Nulla riusciva a distrarmi.

Mi sentivo sopraffatta da una serie di emozioni che mi stavano mangiando stomaco e fegato e si avvicinavano pericolosamente al cuore.

Bussavano alla sua porta, pretendendo di assediare la stanza di quel povero piccoletto. Urlavano incessantemente, scuotendolo con ferocia e sconquassando la pace della sua esistenza. 

Il senso di colpa e l'agitazione si stavano scontrando fra loro mentre la tristezza sedeva ai lati del campo di battaglia, distaccata e imperturbabile. 

Nella confusione della stazione di Milano impiegai fin troppo per trovare mia zia. 

L'avevo chiamata non appena ero salita sul treno e fu impressionante la velocità con la quale si rese conto che qualcosa non stava andando per il verso giusto.

Le raccontai ciò che era successo, la testa troppo affollata e la paura di non poter rimediare ai miei sbagli sempre più soffocante. 

Non aveva battuto ciglio quando le avevo chiesto se, in caso di necessità, potessi fermarmi a dormire a casa sua.
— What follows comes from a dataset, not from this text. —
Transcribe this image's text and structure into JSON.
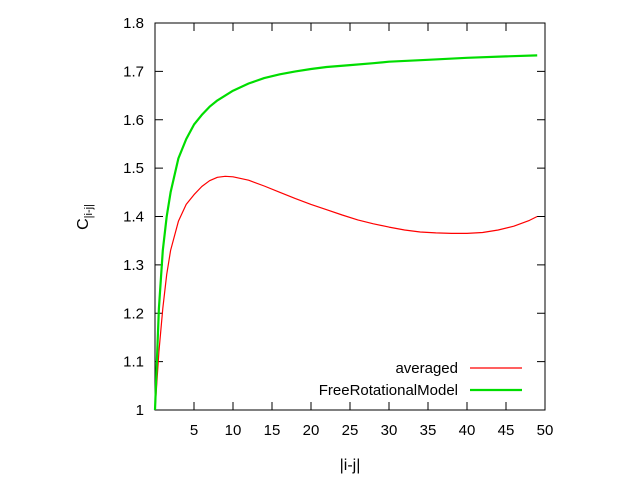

Si era addirittura offerta di accompagnarmi all'appartamento di Mirko. 

Per quanto il mio cervello mi urlasse che non ce ne era bisogno, che mi stavo intromettendo nella sua routine, accolsi di buon grado quella proposta. Scelsi di accettare che non potevo farcela da sola. 
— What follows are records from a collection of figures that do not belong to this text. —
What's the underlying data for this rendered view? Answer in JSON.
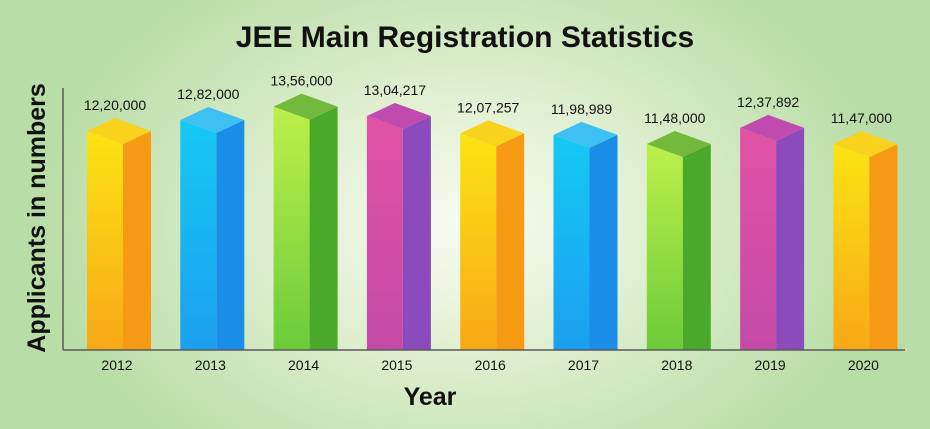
{
  "chart_data": {
    "type": "bar",
    "title": "JEE Main Registration Statistics",
    "xlabel": "Year",
    "ylabel": "Applicants in numbers",
    "categories": [
      "2012",
      "2013",
      "2014",
      "2015",
      "2016",
      "2017",
      "2018",
      "2019",
      "2020"
    ],
    "values": [
      1220000,
      1282000,
      1356000,
      1304217,
      1207257,
      1198989,
      1148000,
      1237892,
      1147000
    ],
    "value_labels": [
      "12,20,000",
      "12,82,000",
      "13,56,000",
      "13,04,217",
      "12,07,257",
      "11,98,989",
      "11,48,000",
      "12,37,892",
      "11,47,000"
    ],
    "ylim": [
      0,
      1460000
    ],
    "grid": false,
    "legend": "none",
    "bar_colors": [
      "orange",
      "blue",
      "green",
      "purple",
      "orange",
      "blue",
      "green",
      "purple",
      "orange"
    ],
    "palette": {
      "orange": {
        "top": "#f8d21c",
        "front_light": "#fbe414",
        "front_dark": "#f8a817",
        "side": "#f59a12"
      },
      "blue": {
        "top": "#3ec0f2",
        "front_light": "#16c9f4",
        "front_dark": "#1b9ff0",
        "side": "#1a8de8"
      },
      "green": {
        "top": "#73b93b",
        "front_light": "#bdf04a",
        "front_dark": "#6ccb3a",
        "side": "#4aa82a"
      },
      "purple": {
        "top": "#c04aae",
        "front_light": "#e252a5",
        "front_dark": "#c44aa8",
        "side": "#8b4bbd"
      }
    },
    "axis_color": "#5a5a5a"
  }
}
Non avevo la più pallida idea di ciò che avrei detto a Mirko, così come non avrei mai avuto modo di conoscere la sua reazione. Anche se avrei voluto. Lo avrei voluto così tanto. 

Speravo solo di riuscire a risolvere quel malinteso e cucire una volta per tutte gli squarci creatisi in quella giornata. 

Quando arrivammo davanti al condominio, mi voltai verso mia zia. «Mi puoi aspettare qui?».

«Certo».

Una signora uscì dal portone e ne approfittai per entrare nell'atrio senza dover suonare il campanello. 

Il respiro si faceva più corto scalino dopo scalino mentre il mio cuore batteva incessantemente contro la cassa toracica. Dava l'impressione di voler uscire dal petto. 

Arrivata alla porta dell'appartamento, mi bloccai. Mi costrinsi a fare un lungo respiro, liberando la mente da qualsiasi paura potesse bloccarmi.

Con la mano che tremava, bussai. 

Non appena scattò la serratura, serrai la mascella. 

Nicole, coperta da uno striminzito completino sportivo, mi riservò un'espressione di pura seccatura. 

«Devo parlare con Mirko», non le diedi occasione di iniziare alcun discorso.

Tese il braccio destro, come a volermi bloccare il passaggio. «Temo non sia possibile», sporse il labbro inferiore, indossando una falsa ingenuità. «Non mi sembra ti voglia vedere».